What’s your mental disposition? In what type of climate do you feel uncomfortable? What does your tongue look like? What do you dream about and what colors are predominant in those dreams?
You’re bombarded by these questions both personal and strange upon arriving at the Rubin Museum of Art’s Bodies in Balance: The Art of Tibetan Medicine, which opened this month. They’re presented in a questionnaire and also loop around in the central atrium. They’re meant as an access point to the two-floor exhibition that is the first to really delve in-depth into the art and history of Tibetan medicine, offering the kinds of questions you might be asked by a Tibetan doctor. Your answers categorize you into three forces of imbalance: phlegm, bile, and wind.
I got wind thanks to sleeplessness and mental unrest, and the structure of the show has information on how to apply these methods of bodily imbalance correction to one’s self. However, despite this active attempt at getting a personal engagement into the methods of Tibetan medicine, it’s really more a curation of some rare and beautiful objects from its practice, with the more real world applications a footnote to the visuals of the history of healing.
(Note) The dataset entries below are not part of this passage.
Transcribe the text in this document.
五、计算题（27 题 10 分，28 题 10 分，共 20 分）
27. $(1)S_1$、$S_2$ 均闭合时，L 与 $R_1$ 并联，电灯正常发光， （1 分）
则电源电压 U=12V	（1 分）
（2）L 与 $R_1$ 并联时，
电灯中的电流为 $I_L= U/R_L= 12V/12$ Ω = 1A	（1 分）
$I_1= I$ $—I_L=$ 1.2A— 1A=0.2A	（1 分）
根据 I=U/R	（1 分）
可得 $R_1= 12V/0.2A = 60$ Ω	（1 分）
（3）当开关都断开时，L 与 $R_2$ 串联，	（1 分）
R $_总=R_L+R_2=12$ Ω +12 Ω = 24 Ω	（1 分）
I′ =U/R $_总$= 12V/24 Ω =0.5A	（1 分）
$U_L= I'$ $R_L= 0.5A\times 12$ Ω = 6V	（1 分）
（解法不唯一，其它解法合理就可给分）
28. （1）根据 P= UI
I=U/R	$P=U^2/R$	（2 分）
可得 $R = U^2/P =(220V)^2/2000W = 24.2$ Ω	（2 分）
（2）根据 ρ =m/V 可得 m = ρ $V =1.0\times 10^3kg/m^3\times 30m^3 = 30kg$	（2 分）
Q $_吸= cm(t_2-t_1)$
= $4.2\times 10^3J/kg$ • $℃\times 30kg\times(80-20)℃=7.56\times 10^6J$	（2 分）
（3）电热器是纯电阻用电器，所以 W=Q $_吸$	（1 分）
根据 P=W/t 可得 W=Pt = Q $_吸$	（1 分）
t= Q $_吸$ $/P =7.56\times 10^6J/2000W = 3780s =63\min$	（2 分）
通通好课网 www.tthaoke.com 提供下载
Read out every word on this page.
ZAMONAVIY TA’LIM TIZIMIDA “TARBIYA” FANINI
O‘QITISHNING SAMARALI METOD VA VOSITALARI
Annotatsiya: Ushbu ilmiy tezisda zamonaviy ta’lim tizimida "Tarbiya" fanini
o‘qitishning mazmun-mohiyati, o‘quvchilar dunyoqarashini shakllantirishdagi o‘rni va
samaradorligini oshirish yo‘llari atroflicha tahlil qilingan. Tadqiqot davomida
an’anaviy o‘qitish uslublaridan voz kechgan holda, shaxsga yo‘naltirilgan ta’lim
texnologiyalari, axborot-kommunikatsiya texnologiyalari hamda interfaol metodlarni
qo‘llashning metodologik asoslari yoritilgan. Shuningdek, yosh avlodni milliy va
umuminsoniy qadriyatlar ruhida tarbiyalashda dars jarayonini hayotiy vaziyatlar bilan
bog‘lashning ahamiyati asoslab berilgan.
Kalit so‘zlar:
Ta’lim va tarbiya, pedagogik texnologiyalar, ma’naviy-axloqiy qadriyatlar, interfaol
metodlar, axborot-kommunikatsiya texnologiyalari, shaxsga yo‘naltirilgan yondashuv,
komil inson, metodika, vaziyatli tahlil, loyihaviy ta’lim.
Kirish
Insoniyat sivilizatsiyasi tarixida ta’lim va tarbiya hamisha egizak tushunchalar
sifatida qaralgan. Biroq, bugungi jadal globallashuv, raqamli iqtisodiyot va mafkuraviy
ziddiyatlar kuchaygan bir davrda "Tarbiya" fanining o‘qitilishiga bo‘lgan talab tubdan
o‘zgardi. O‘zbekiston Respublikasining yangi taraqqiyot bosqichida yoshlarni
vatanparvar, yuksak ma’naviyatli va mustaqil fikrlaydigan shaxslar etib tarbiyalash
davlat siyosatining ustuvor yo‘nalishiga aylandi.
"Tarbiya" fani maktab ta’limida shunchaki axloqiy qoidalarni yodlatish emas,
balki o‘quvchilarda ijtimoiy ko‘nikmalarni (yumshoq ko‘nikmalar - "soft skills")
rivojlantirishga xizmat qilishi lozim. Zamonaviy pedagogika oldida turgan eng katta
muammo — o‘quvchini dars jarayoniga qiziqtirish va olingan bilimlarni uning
The 140 objects are from the Rubin’s own collections as well institutions like London’s Wellcome Library, the British Museum, and the Bibliothèque nationale de France in Paris, from bloodletting tools to a 17th century illustration of a “Tree of Diagnosis” showing the unwell being examined through their pulse, urine, and tongue condition. In conjunction with Bodies in Balance, the Rubin is holding a series of interactive workshops with a Tibetan doctor on things like “urinalysis” and the diagnosis of dreams, and this coming weekend there’s a small symposium of talks on Tibetan medicine and well-being from practitioners, scholars, and other experts, such as the incorporation of Tibetan medicine in Western practice and the medical murals at Labrang Monastery.
The exhibition goes back to the 9th century and then all the way to present, touching on how Tibetan medicine is connected to Indian Ayurvedic medicine as well as knowledge from the Chinese, Greco-Arabic, its own local traditions, and Buddhism. It’s a practice simultaneously spiritual and scientific, which is why in the exhibition you get both serene statues of the Medicine Buddha cradling a healing nectar bowl in one hand and a piece of the myrobalan plant used as a cure-all in the other, as well as real surgical instruments. The visual art component definitely dominates, although unfortunately without a lot of interpretation. A painting of a Medicine Buddha Palace surrounded by an orchard of medical trees is stunning in its details, yet the symbology of the trees, a dominant sign in Tibetan medicine, isn’t thoroughly explained (to be fair, the exhibition is accompanied by an expansive catalogue by curator Theresia Hofer that goes into 360 pages of detail).
Likewise, the obvious audience favorite — the five, vivid, and gory “Protectors of Medicine” 19th century paintings — could use a bit more context. A “Red Wolf-Headed Protectress” riding a nine-headed bird through the clouds while holding an intestine lasso and skull cup with exposed brains, and another protectress riding her own nine-headed zombie man, are undeniably awesome. Yet why such visceral figures should be “charged with preserving medical tradition as protectors of Yuthog Yonten Gonpo,” the Buddhist master and physician who is believed to have been responsible for the influential Four Tantras manuscript, is something that could use more guidance for a Western audience unfamiliar with the often debaucherous Tibetan Buddhist pantheon.
That’s not to say that a casual viewer will be totally lost in Bodies in Balance. There is so much fascinating material, from beautiful bone-setting diagrams, to a 9th century illustration of the moxibustion burning treatment discovered in a cave, to antique anatomical illustrations based on the study of actual corpses, to the curious Daka statue used to consecrate medicines that are poured into its monstrous mouth before being given to a patient. It’s a really stunning exhibition to wander, and even if you might leave with questions about the details, it’s an exceptional chance to explore a centuries-old medical practice through the sometimes morbid allure of its art and artifacts.
Bodies in Balance: The Art of Tibetan Medicine is on view at the Rubin Museum of Art (150 West 17th Street, Chelsea, Manhattan) through September 8.